Asthana’s book fails to predict this at all, whereas the Socialist Party has pointed out that any incoming Starmer government would quickly come up against growing anger and his already shallow support could turn into movements against his policies and government.

Even when Asthana says it was an efficient result, getting a spread of support from across the country, there is no understanding that during this election millions of working-class people voted against the Tories rather than in support of Starmer’s policies and that the same people could be mobilised against this government in the next period.

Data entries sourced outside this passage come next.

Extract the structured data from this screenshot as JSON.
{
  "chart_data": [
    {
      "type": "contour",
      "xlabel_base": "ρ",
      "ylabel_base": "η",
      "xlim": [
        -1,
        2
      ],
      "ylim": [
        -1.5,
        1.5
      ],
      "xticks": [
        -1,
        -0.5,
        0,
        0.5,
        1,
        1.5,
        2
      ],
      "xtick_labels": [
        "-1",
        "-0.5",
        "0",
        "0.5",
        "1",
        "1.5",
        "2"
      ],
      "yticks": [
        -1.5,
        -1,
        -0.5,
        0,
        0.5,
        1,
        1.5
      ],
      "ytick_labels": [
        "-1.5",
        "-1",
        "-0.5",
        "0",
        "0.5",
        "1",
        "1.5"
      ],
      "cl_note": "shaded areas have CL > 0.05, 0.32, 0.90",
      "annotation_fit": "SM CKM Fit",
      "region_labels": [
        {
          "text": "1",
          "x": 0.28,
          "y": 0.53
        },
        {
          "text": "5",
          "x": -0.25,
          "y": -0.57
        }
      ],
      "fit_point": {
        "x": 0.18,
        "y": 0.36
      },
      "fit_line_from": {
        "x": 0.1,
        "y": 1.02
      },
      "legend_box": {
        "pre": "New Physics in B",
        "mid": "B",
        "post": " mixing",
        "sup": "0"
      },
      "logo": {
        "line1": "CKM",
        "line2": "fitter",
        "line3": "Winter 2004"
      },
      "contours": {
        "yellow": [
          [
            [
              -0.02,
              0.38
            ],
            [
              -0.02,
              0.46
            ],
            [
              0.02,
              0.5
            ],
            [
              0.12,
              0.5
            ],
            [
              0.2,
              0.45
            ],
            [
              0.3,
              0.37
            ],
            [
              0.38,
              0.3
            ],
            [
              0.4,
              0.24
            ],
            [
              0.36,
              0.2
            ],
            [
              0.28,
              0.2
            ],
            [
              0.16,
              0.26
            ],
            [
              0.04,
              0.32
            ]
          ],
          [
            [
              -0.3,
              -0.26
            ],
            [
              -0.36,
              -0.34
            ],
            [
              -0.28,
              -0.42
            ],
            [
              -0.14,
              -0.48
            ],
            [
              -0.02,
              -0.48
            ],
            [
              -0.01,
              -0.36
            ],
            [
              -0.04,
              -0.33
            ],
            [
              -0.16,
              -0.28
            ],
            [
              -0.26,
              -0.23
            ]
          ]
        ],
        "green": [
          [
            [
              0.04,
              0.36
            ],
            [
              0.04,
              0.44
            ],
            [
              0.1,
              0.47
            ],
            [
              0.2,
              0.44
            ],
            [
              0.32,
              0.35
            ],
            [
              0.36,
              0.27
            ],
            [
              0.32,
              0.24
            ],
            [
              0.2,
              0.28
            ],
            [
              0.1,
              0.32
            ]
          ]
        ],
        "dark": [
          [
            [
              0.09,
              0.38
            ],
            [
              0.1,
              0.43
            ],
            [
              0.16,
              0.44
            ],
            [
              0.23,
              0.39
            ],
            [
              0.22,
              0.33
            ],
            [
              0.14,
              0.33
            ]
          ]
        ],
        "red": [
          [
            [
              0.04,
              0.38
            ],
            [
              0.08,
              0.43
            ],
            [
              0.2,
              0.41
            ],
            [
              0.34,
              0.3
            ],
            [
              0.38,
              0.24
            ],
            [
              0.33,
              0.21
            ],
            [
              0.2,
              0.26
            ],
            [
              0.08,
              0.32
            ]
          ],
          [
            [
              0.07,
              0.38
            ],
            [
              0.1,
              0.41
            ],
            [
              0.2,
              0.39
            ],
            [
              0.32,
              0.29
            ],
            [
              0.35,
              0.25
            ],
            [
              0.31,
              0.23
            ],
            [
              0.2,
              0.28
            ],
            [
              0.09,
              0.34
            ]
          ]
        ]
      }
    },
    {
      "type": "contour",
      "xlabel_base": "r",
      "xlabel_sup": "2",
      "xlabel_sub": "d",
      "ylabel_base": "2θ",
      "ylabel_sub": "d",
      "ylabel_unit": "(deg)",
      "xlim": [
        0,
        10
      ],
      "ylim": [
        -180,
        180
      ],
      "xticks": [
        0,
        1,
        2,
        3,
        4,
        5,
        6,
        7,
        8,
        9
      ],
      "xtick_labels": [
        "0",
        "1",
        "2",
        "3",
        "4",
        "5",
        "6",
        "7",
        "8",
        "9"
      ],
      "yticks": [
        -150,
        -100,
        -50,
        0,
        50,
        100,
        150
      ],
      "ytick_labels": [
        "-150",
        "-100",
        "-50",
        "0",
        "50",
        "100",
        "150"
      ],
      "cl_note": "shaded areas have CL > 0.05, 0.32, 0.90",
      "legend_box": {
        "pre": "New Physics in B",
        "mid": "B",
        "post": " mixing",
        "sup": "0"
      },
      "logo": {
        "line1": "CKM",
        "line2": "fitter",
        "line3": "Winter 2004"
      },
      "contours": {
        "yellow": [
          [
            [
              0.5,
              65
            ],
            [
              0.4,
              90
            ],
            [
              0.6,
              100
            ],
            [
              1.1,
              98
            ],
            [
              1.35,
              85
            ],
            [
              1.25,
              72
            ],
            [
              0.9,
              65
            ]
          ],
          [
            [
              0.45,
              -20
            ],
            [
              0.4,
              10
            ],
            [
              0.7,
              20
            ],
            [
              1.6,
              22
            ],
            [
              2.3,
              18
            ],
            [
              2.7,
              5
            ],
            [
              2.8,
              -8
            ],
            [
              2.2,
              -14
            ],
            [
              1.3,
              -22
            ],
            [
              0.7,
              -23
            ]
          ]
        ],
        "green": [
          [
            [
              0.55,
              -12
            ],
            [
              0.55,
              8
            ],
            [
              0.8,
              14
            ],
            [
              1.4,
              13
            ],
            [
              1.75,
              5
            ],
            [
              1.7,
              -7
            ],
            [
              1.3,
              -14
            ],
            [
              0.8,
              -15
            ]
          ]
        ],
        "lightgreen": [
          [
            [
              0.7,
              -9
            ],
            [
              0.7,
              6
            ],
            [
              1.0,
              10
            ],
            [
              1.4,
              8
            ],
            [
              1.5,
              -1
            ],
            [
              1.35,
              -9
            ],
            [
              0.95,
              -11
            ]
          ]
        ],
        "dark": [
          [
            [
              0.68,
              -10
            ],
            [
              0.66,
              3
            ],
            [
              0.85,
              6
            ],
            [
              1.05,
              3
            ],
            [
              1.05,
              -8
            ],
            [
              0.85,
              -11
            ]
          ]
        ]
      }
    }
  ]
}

Already there have been many resignations from Labour at council level. In Broxtowe, for example, 20 councillors, alongside 100 members of the local Labour Party, have formed an independent group. The Sheriff of Nottingham was forced out after voting against the council’s austerity budget. In Dudley the Labour group leader resigned in protest at the government’s welfare attacks, after 41 years as a Labour Party member.

What the book does cover is the organised opposition to Corbyn’s leadership which took place within the Labour Party itself. Corbyn’s popularity meant they felt unable to defeat him simply though an internal coup after the 2017 election, but plans were put in motion to regain the leadership. Early chapters of the book give an insight into how that was planned, funding was fought for, and then the campaign built amongst MPs, including attempts to undermine The Canary website, which was seen as a source of news for Corbyn supporters. The campaign went as far as trawling though Facebook posts to report comments that could be seen as antisemitic, the idea being to undermine the online organising of Corbyn supporting groups, whether or not the posts were antisemitic or not.

At the same time, the book covers the huge wave of support for Corbyn’s manifesto. Today, many people faced with a Starmer government presiding over big attacks on the benefits system, increasing funding for military budgets and rising student fees, can remember when the leadership stood in opposition to all of these. It was this, rather than clever slogans, which posed the possibility of building an independent political alternative to Starmer’s Labour which has been regained as a reliable tool for capitalism.